前回のつづき。
方法
1. 同一ソースの別カテゴリRSSを統合する。
stdinでRSSリストを渡す- 1を指定したDBへ統合する
echo -e "RSS1\nRSS2\nRSS3" | ./run.sh /任意パス/news.db
RSSの統合はSQLite3ファイルを分けることで対応する。テーブルにsource列を増やすと前回のように面倒になるため避ける。
もしRSSリストをファイルに保存しているなら、以下のようにする。
cat rss_list.txt | ./run.sh /任意パス/news.db
./run.shを./get_news.pyで動くようにしたほうが早いかもしれない。その場合はPythonでstdinを取得する方法を調べる。
echo -e "RSS1\nRSS2\nRSS3" | python3 get_news.py /任意パス/news.db cat rss_list.txt | python3 get_news.py /任意パス/news.db
2. 重複チェックとHTML取得最少化
メモリを使って高速化やフラグメンテーション回避を狙う。
:memory:→RAMディスクDB→ファイルDB
それぞれを以下のように別DBとしてattachして名付けたものとする。
attach ':memory:' as m; attach '/RAMディスク/news.db' as r; attach '/永続ディスク/news.db' as f;
2-1. インメモリDB
:memory:でインメモリDBを作り、そこで別カテゴリRSSを統合させる方法。
- 同一ソース源の別カテゴリRSSから取得したニュースを統合する:
:memory:insert or ignore m.news ... - DB内最新を取得する(統合ニュースから重複を削除):
./news.dbselect max(published) from f.news; - URLからHTML取得し本文抽出する
- DBへマージする:
:memory:update m.news set body=? where published=? and url=? - DBへマージする:
./news.dbinsert or fail into f.news(...) select ... from m.news;
2-2. RAMディスクDB
さらにRAMディスクDBファイルを作る方法。ニュース取得のプロセス終了後でも、電源ON〜OFFまでの間に得たニュースだけを見れる。場合によっては、そこから選択したニュースだけをファイルDBへ登録させても良い。

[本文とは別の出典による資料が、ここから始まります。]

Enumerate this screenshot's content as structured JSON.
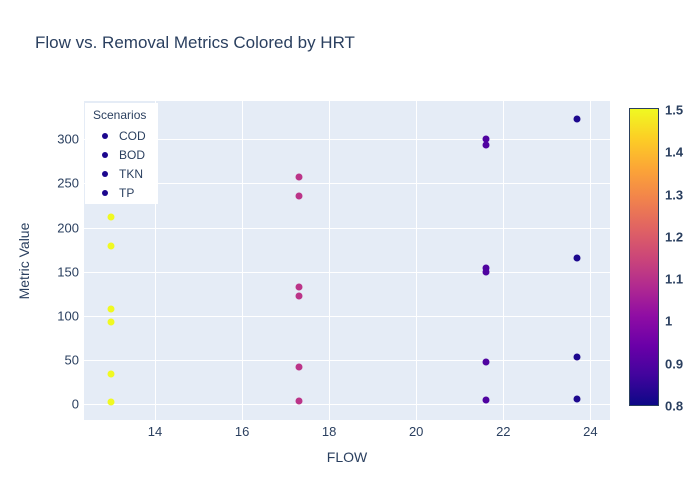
{
  "chart_data": {
    "type": "scatter",
    "title": "Flow vs. Removal Metrics Colored by HRT",
    "xlabel": "FLOW",
    "ylabel": "Metric Value",
    "x_ticks": [
      14,
      16,
      18,
      20,
      22,
      24
    ],
    "y_ticks": [
      0,
      50,
      100,
      150,
      200,
      250,
      300
    ],
    "x_range": [
      12.37,
      24.45
    ],
    "y_range": [
      -17.8,
      343.1
    ],
    "grid": true,
    "legend": {
      "title": "Scenarios",
      "position": "inside-top-left",
      "items": [
        "COD",
        "BOD",
        "TKN",
        "TP"
      ],
      "marker_color": "#1c078e"
    },
    "color_by": "HRT",
    "groups": [
      {
        "flow": 13.0,
        "hrt": 1.5,
        "marker_color": "#f0f921",
        "values": [
          212,
          179,
          108,
          93,
          34,
          3
        ]
      },
      {
        "flow": 17.3,
        "hrt": 1.13,
        "marker_color": "#bb3488",
        "values": [
          257,
          236,
          133,
          122,
          42,
          4
        ]
      },
      {
        "flow": 21.6,
        "hrt": 0.9,
        "marker_color": "#4f03a0",
        "values": [
          300,
          293,
          154,
          150,
          48,
          5
        ]
      },
      {
        "flow": 23.7,
        "hrt": 0.82,
        "marker_color": "#1c078e",
        "values": [
          323,
          166,
          53,
          6
        ]
      }
    ],
    "colorbar": {
      "min": 0.8,
      "max": 1.5,
      "ticks": [
        0.8,
        0.9,
        1,
        1.1,
        1.2,
        1.3,
        1.4,
        1.5
      ],
      "colormap": "plasma",
      "gradient_stops": [
        "#0d0887",
        "#41049d",
        "#6a00a8",
        "#8f0da4",
        "#b12a90",
        "#cc4778",
        "#e16462",
        "#f2844b",
        "#fca636",
        "#fcce25",
        "#f0f921"
      ]
    },
    "plot_bg_color": "#e5ecf6",
    "grid_color": "#ffffff",
    "text_color": "#2a3f5f"
  }
}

- 同一ソース源の別カテゴリRSSから取得したニュースを統合する:
:memory:insert or ignore m.news ... - DB内最新を取得する(統合ニュースから重複を削除):
RAMディスク/news.dbselect max(published) from r.news; - URLからHTML取得し本文抽出する
- DBへマージする:
:memory:update m.news set body=? where published=? and url=? - DBへマージする:
RAMディスク/news.dbinsert or fail into r.news(...) select ... from m.news; - DBへマージする:
./news.dbinsert or fail into f.news(...) select ... from m.news;
2-3. RSS用DB(RAMディスク)
上記までだと、本文抽出が完了するまでRSSが見れない。10分後かもしれない。もっと早く応答が欲しい。RSSだけ別DBにする。それをRAMディスクに配置する。

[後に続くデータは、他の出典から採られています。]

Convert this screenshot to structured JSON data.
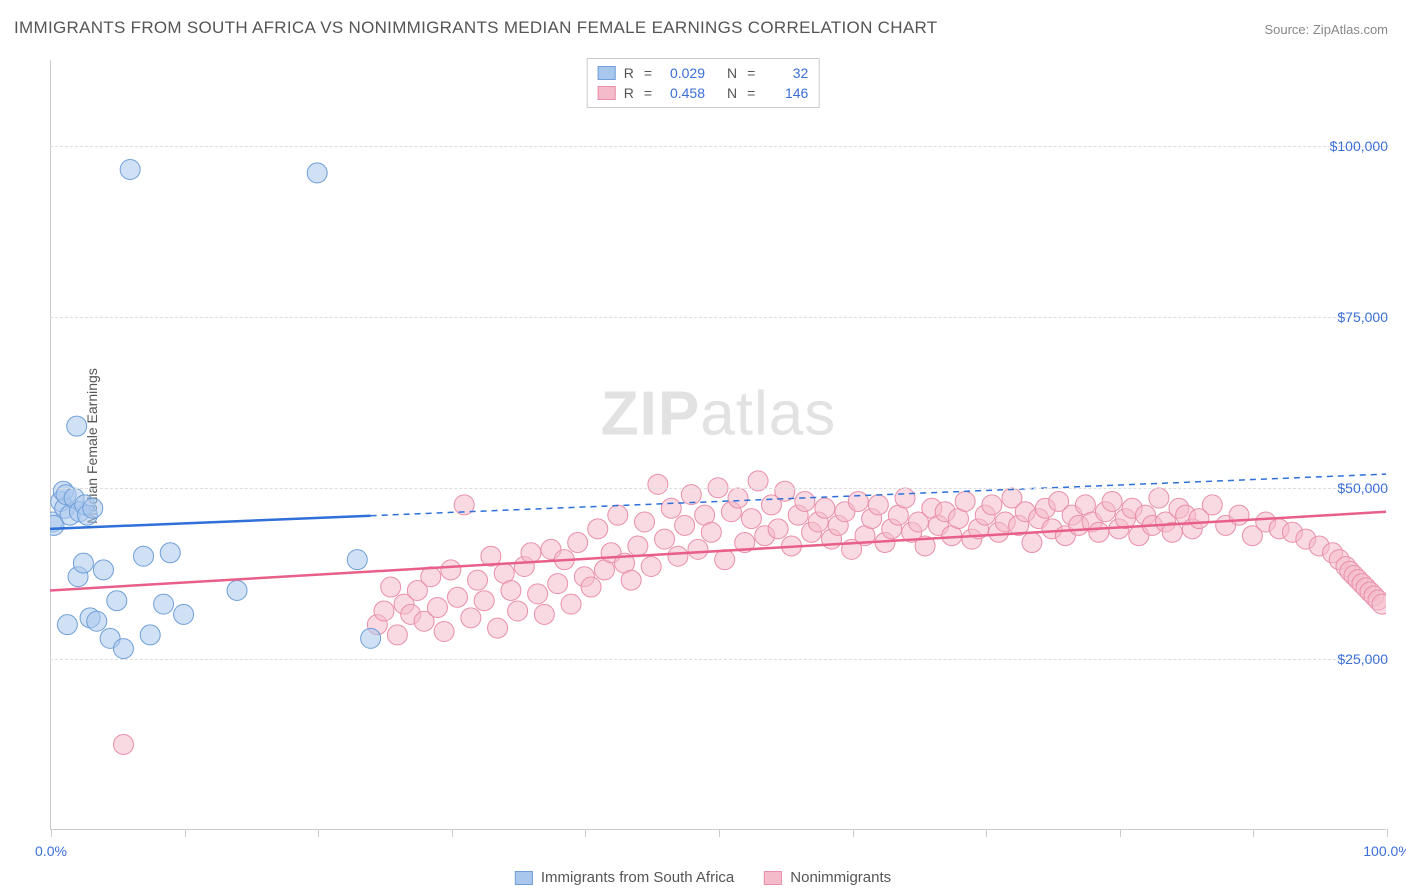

create table rss( published text not null, url text not null, title text not null, description text not null default '', UNIQUE(published,url) -- 記事の一意確認 );
2-4. 通知
本文が抽出されるには時間がかかる。完了したら通知して欲しい。
zenity --notification ...
フローを細かく
- インメモリDB
- ニュースが重複しうる複数のRSSをマージする
published,url,titleを取得する- それらが重複するものははじく
- ソートする:
order by published desc, url asc, id desc
- ニュースが重複しうる複数のRSSをマージする
- ファイルDB
- インメモリDBのうちファイルDBとの重複がないか探す
- 見つかれば、それ以前までのニュースのみ取り込む
[(published, url, title), ...]のうち重複ニュースを切り捨てる
- RSS用RAMディスクDBに挿入する
[(published, url, title), ...]
- 見つかれば、それ以前までのニュースのみ取り込む
- 本文を抽出する
[(published, url, title, body), ...]を生成する- ファイルDBに挿入する
- インメモリDBのうちファイルDBとの重複がないか探す
insertには時間がかかるためexecutemany()で一括挿入したい。だが、そのために全URLのHTML取得を完了させねばならない。そこに最も時間がかかる。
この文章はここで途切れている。